Comprehending Trend Time Frames and Instructions

There have been students asking in the Immediate FX Revenues chat space about the existing trend for particular currency sets. The concern of what kind of trend is in place can not be separated from the time frame that a trend is in.

There are generally 3 types of trends in regards to time measurement:
1. Primary (long-term),.
2. Intermediate (medium-term) and.
3. Short-term.

These are gone over in further information listed below.

Primary trend A main trend lasts the longest duration of time, and its lifespan may vary in between 8 months and two years. Long-term traders who trade according to the main trend are the most worried about the fundamental picture of the currency pairs that they are trading, considering that basic factors will provide these traders with an idea of supply and need on a larger scale.

Intermediate trend Within a primary trend, there will be counter-cyclical trends, and such price movements form the intermediate trend. Knowing exactly what the intermediate trend is of excellent importance to the position trader who tends to hold positions for several weeks or months at one go.

Short-term trend A short-term trend can last for a couple of days to as long as a month. Day traders are worried with identifying and recognizing short-term trends and as such short-term price movements are aplenty in the currency market, and can offer considerable revenue chances within a really brief period of time.

No matter which time frame you may trade, it is important to keep track of and determine the main trend, the intermediate trend, and the short-term trend for a much better total image of the trend.

In order to embrace any trend riding strategy, you must first determine a trend direction. You can easily assess the instructions of a trend by taking a look at the rate chart of a currency set. A trend can be defined as a series of higher lows and higher highs in an up trend, and a series of lower highs and lower lows in a down trend. In reality, prices do not always go higher in an up trend, but still have the tendency to bounce off locations of assistance, similar to rates do not constantly make lower lows in a down trend, however still tend to bounce off areas of resistance.

There are 3 trend instructions a currency set might take:.
1. Up trend,.
2. Down trend or.
3. Sideways.

1. Up trend In an up trend, the base currency (which is the first currency symbol in a pair) appreciates in value. For example, if EUR/USD is in an up trend, it implies that EUR is rising higher against the USD. An up trend is characterised by a series of higher highs and higher lows. However in real life, sometimes the currency does not make higher trendy gear highs, but still makes higher lows. Base currency 'bulls' take charge during an up trend, taking the opportunities to bid up the base currency whenever it goes a bit lower, believing that there will be more buyers at every step, thus pushing up the costs.

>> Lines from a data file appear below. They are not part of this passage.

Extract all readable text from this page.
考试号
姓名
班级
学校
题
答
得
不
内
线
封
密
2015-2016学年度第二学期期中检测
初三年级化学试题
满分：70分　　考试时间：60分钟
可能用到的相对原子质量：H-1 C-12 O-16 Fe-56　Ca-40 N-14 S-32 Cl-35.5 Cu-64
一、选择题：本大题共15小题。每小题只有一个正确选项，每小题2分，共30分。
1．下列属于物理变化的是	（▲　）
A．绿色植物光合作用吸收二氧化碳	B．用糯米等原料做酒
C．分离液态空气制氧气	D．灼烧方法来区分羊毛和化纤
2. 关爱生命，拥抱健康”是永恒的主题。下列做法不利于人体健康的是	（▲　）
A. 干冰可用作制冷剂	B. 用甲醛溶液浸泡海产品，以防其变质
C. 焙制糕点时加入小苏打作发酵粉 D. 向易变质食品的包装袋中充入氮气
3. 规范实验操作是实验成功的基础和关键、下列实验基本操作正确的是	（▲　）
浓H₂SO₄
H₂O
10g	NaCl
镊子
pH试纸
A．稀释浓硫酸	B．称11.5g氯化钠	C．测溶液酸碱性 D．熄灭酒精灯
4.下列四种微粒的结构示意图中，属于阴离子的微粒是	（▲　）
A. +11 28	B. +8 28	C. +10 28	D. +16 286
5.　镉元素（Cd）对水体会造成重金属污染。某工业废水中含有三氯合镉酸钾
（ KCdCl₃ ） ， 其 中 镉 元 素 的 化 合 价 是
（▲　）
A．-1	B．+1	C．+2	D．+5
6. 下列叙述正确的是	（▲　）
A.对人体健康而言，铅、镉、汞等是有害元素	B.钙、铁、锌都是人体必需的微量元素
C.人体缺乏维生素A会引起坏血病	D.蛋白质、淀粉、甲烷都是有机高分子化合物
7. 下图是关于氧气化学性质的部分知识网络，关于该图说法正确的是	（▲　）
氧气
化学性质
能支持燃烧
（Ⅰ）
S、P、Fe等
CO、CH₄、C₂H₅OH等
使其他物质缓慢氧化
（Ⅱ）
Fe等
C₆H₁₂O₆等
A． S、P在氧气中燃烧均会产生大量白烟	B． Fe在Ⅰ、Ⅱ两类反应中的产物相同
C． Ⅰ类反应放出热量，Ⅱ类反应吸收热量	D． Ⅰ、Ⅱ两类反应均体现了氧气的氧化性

2. Down trend On the other hand, in a down trend, the base currency depreciates in value. For example, if EUR/USD is in a down trend, it implies that EUR is declining against the USD. A down trend is characterised by a series of lower highs and lower lows, but similarly, the currency does not always make lower lows, but still tends to make lower highs. The downward slope of lower highs is formed by the base currency 'bears' who take control during a down trend, taking every opportunity to offer due to the fact that they think that the base currency would decrease a lot more.

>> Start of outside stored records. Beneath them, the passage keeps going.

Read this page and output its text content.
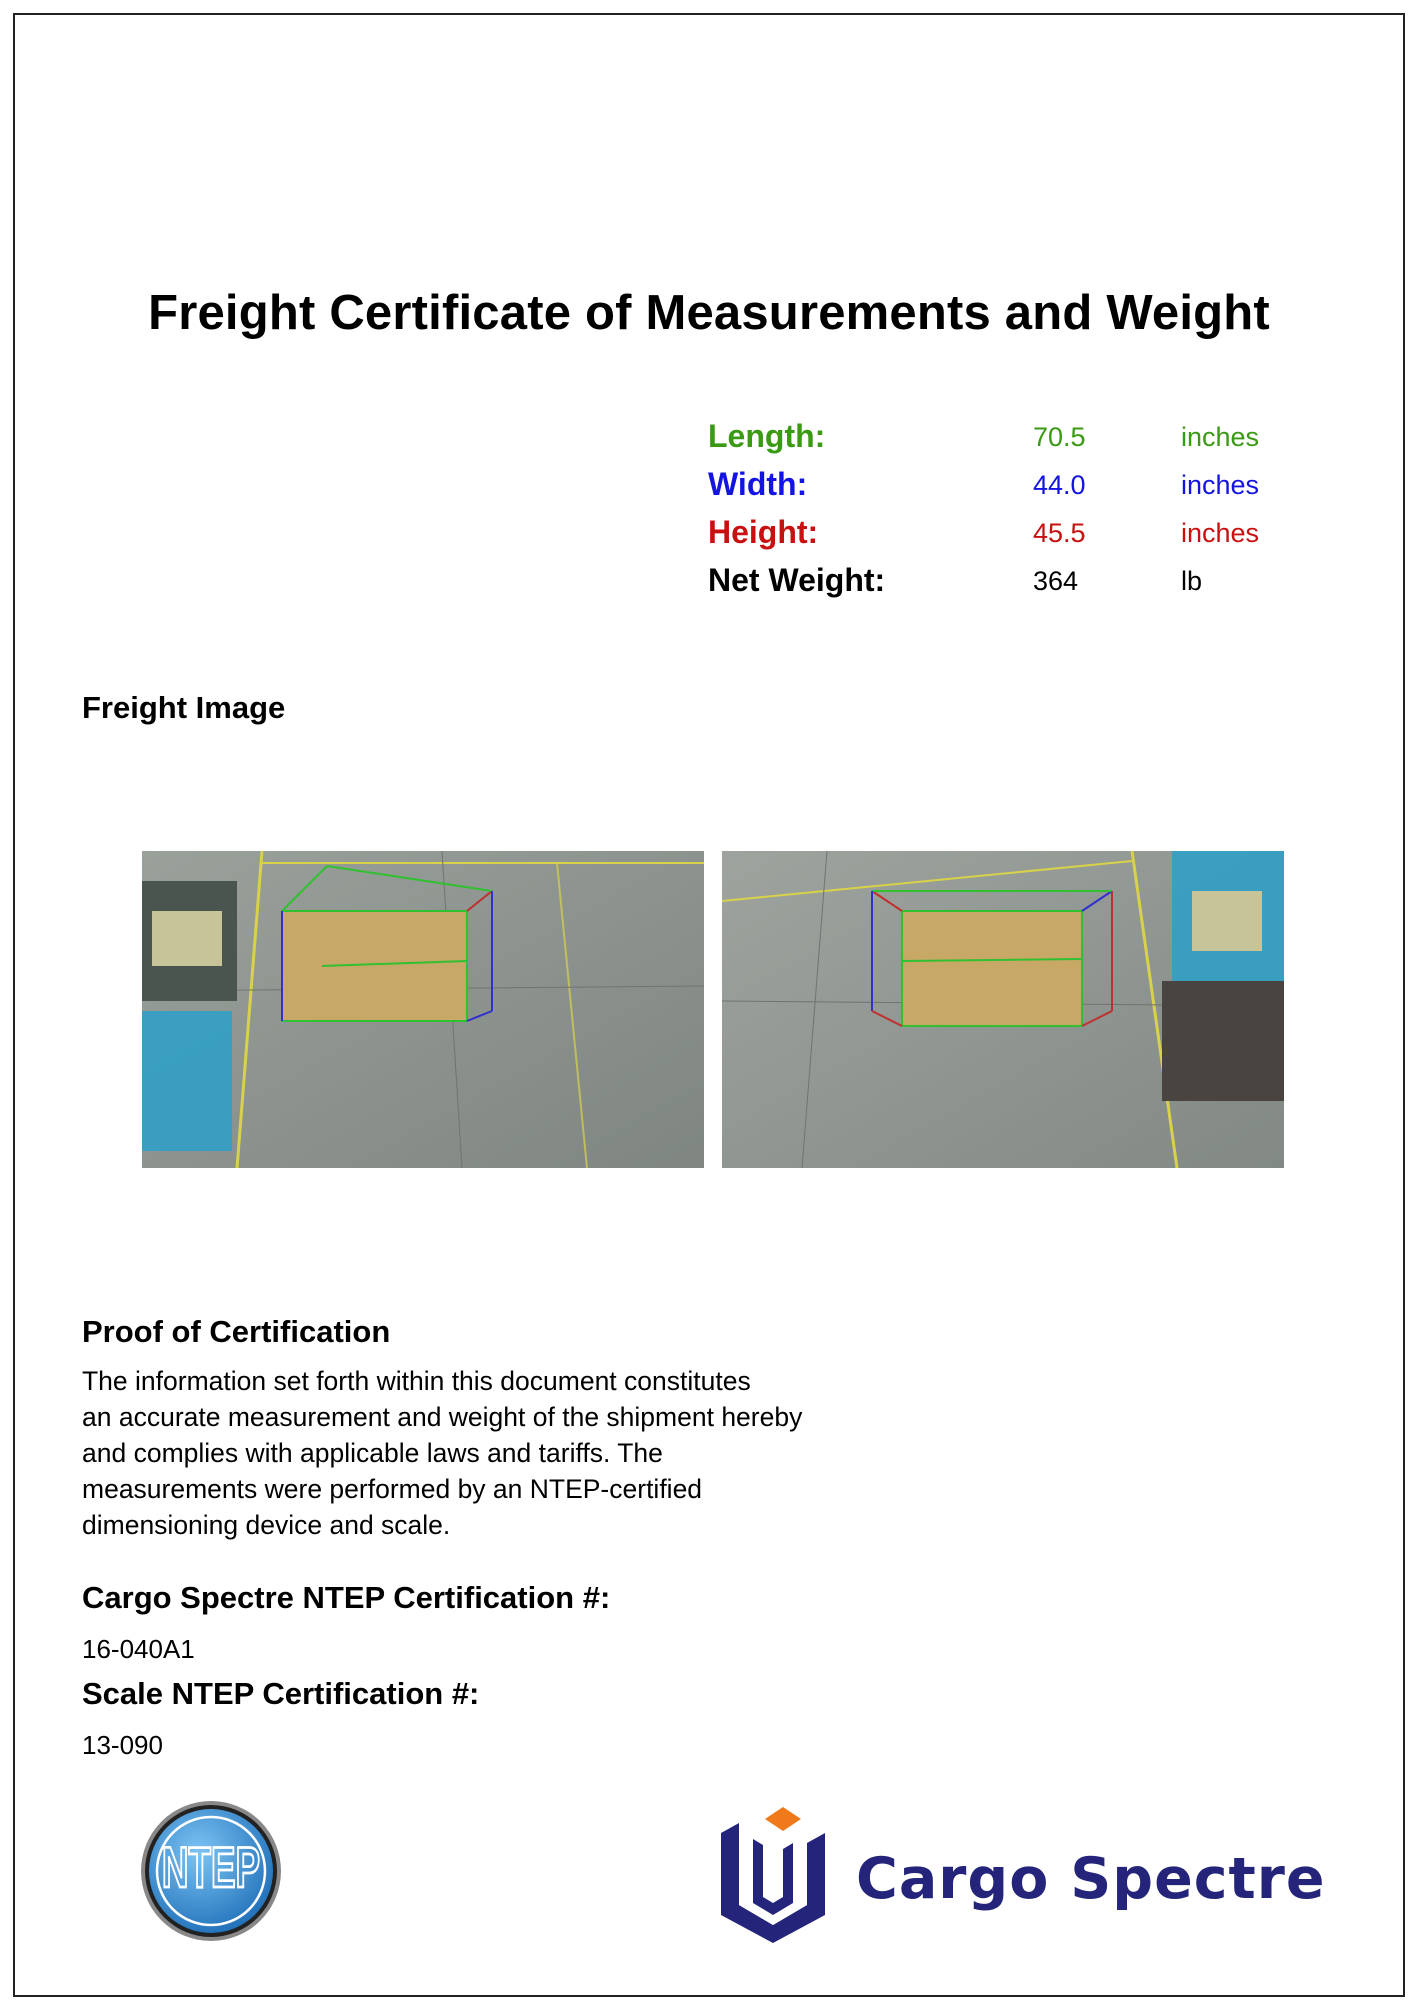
Freight Certificate of Measurements and Weight
Length:	70.5	inches
Width:	44.0	inches
Height:	45.5	inches
Net Weight:	364	lb
Freight Image
Proof of Certification
The information set forth within this document constitutes
an accurate measurement and weight of the shipment hereby
and complies with applicable laws and tariffs. The
measurements were performed by an NTEP-certified
dimensioning device and scale.
Cargo Spectre NTEP Certification #:
16-040A1
Scale NTEP Certification #:
13-090
NTEP	Cargo Spectre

3. Sideways trend If a currency pair does not go much higher or much lower, we can say that it is going sideways. When this happens the prices are moving within a narrow range, and are neither appreciating nor depreciating much in worth. If you want to ride on a trend, this directionless mode is one that you do not wish to be stuck in, for it is very likely to have a net loss position in a sideways market especially if the trade has actually not made adequate pips to cover the spread commission expenses.

Therefore, for the trend riding techniques, we shall focus only on the up trend and the down trend.

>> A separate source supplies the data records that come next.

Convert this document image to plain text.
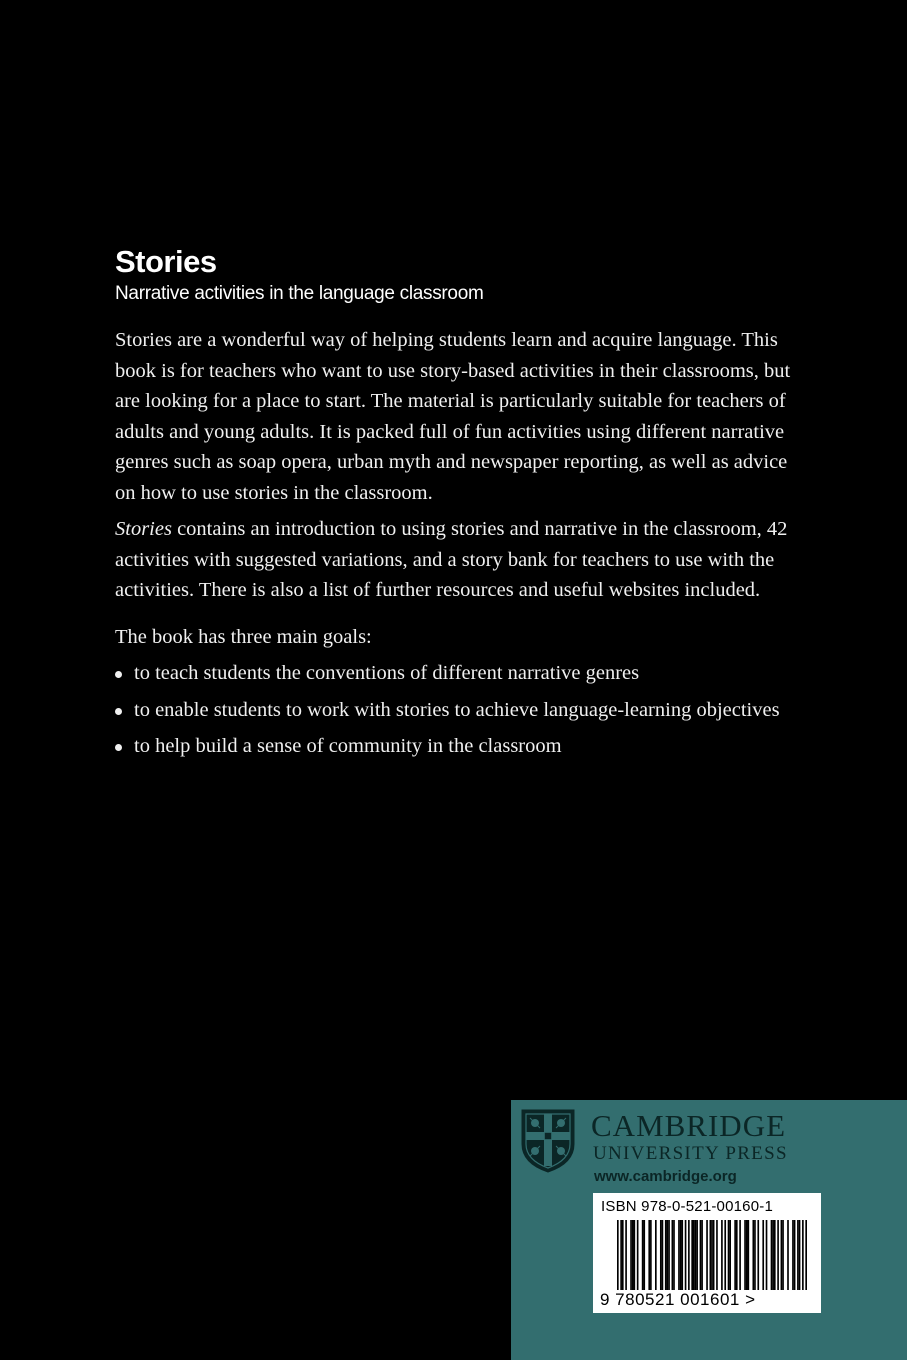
Stories

Narrative activities in the language classroom

Stories are a wonderful way of helping students learn and acquire language. This book is for teachers who want to use story-based activities in their classrooms, but are looking for a place to start. The material is particularly suitable for teachers of adults and young adults. It is packed full of fun activities using different narrative genres such as soap opera, urban myth and newspaper reporting, as well as advice on how to use stories in the classroom.

Stories contains an introduction to using stories and narrative in the classroom, 42 activities with suggested variations, and a story bank for teachers to use with the activities. There is also a list of further resources and useful websites included.

The book has three main goals:

to teach students the conventions of different narrative genres
to enable students to work with stories to achieve language-learning objectives
to help build a sense of community in the classroom
CAMBRIDGE
UNIVERSITY PRESS
www.cambridge.org
ISBN 978-0-521-00160-1
9 780521 001601 >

Intermediate trend Within a primary trend, there will be counter-cyclical trends, and such cost movements form the intermediate trend. A trend can be defined as a series of greater lows and greater highs in an up trend, and a series of lower highs and lower lows in a down trend. In truth, costs do not always go higher in an up trend, but still tend to bounce off locations of assistance, simply like costs do not always make lower lows in a down trend, but still tend to bounce off locations of resistance.

Up trend In an up trend, the base currency (which is the very first currency sign in a pair) appreciates in value. Down trend On the other hand, in a down trend, the base currency diminishes in worth.